Simulation was used to quantify standardized mean effects in 500,000 randomized, controlled trials each for true standardized magnitudes ranging from null through marginally moderate with three sample sizes: suboptimal (10 + 10), optimal for MBI (50 + 50) and optimal for NHST (144 + 144).

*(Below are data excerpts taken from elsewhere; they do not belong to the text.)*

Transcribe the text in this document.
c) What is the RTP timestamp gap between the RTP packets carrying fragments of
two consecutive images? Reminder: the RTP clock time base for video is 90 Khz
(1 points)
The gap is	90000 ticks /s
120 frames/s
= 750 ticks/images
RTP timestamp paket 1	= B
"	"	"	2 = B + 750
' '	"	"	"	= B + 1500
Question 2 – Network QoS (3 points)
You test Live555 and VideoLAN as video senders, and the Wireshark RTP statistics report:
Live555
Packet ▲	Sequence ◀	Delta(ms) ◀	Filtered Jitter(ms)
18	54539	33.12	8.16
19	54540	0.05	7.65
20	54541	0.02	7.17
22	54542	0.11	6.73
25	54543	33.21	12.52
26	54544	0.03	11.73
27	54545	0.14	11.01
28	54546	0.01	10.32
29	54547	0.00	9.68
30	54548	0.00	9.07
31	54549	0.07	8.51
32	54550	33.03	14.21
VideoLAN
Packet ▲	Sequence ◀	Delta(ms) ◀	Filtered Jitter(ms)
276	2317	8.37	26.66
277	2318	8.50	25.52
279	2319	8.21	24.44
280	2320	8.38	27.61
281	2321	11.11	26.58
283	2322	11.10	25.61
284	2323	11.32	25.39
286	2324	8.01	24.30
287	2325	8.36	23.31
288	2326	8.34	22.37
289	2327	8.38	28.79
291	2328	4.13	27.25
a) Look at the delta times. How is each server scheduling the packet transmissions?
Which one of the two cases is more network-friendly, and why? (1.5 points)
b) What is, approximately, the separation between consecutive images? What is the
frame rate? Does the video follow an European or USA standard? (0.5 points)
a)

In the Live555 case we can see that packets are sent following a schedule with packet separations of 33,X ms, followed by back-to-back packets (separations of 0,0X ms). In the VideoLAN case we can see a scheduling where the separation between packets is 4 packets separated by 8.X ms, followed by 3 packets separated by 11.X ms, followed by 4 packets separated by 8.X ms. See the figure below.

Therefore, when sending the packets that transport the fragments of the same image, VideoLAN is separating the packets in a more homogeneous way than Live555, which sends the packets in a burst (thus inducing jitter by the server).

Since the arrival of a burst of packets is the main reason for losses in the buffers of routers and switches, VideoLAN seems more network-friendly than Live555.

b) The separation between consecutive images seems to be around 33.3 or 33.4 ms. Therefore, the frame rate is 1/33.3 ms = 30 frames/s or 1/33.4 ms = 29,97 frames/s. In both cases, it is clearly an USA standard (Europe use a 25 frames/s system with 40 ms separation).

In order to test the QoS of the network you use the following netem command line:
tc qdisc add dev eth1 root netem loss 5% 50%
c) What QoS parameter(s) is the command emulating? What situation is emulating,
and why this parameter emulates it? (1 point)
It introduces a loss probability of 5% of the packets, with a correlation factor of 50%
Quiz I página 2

Type I rates for non-clinical MBI were always lower than for NHST. When type I rates for clinical MBI were higher, most errors were debatable, given the probabilistic qualification of those inferences (unlikely or possibly beneficial). NHST often had unacceptable rates for either type II errors or decisive outcomes, and it had substantial publication bias with the smallest sample size, whereas MBI had no such problems.
MBI is a trustworthy, nuanced alternative to NHST, which it outperforms in terms of the sample size, error rates, decision rates and publication bias.
当真实效应微不足道(I型错误率)或显著(II型错误率)时,用于从样本推断真实效应大小的统计方法应具有可接受的错误率。
本研究的目的是量化运动医学和科学中常用的五种推断方法的错误率、决定性(可发表)结果率和发表偏倚。这些方法包括传统的零假设显著性检验[NHST](显著和不显著分别意味着真实效应显著和微不足道);保守的NHST(仅对显著效应将观察到的大小解释为真实大小);非临床基于大小的推断[MBI](仅对不跨越相反符号显著值的区间,将真实大小解释为90%置信区间的大小范围);临床MBI(仅当可能有益的效应极不可能有害时,才建议实施);以及优势比临床MBI(当获益优势超过危害优势且优势比>66时,也建议实施)。
采用模拟方法,在500,000项随机对照试验中量化标准化平均效应,每项试验针对从零到轻微中等的真实标准化大小,有三种样本量:次优(10 + 10)、MBI最优(50 + 50)和NHST最优(144 + 144)。
非临床MBI的I型错误率始终低于NHST。当临床MBI的I型错误率较高时,鉴于这些推断的概率限定(不太可能或可能有益),大多数错误存在争议。NHST的II型错误率或决定性结果率往往不可接受,并且在样本量最小时存在显著的发表偏倚,而MBI没有此类问题。
MBI是NHST的一种值得信赖、细致入微的替代方法,在样本量、错误率、决策率和发表偏倚方面均优于NHST。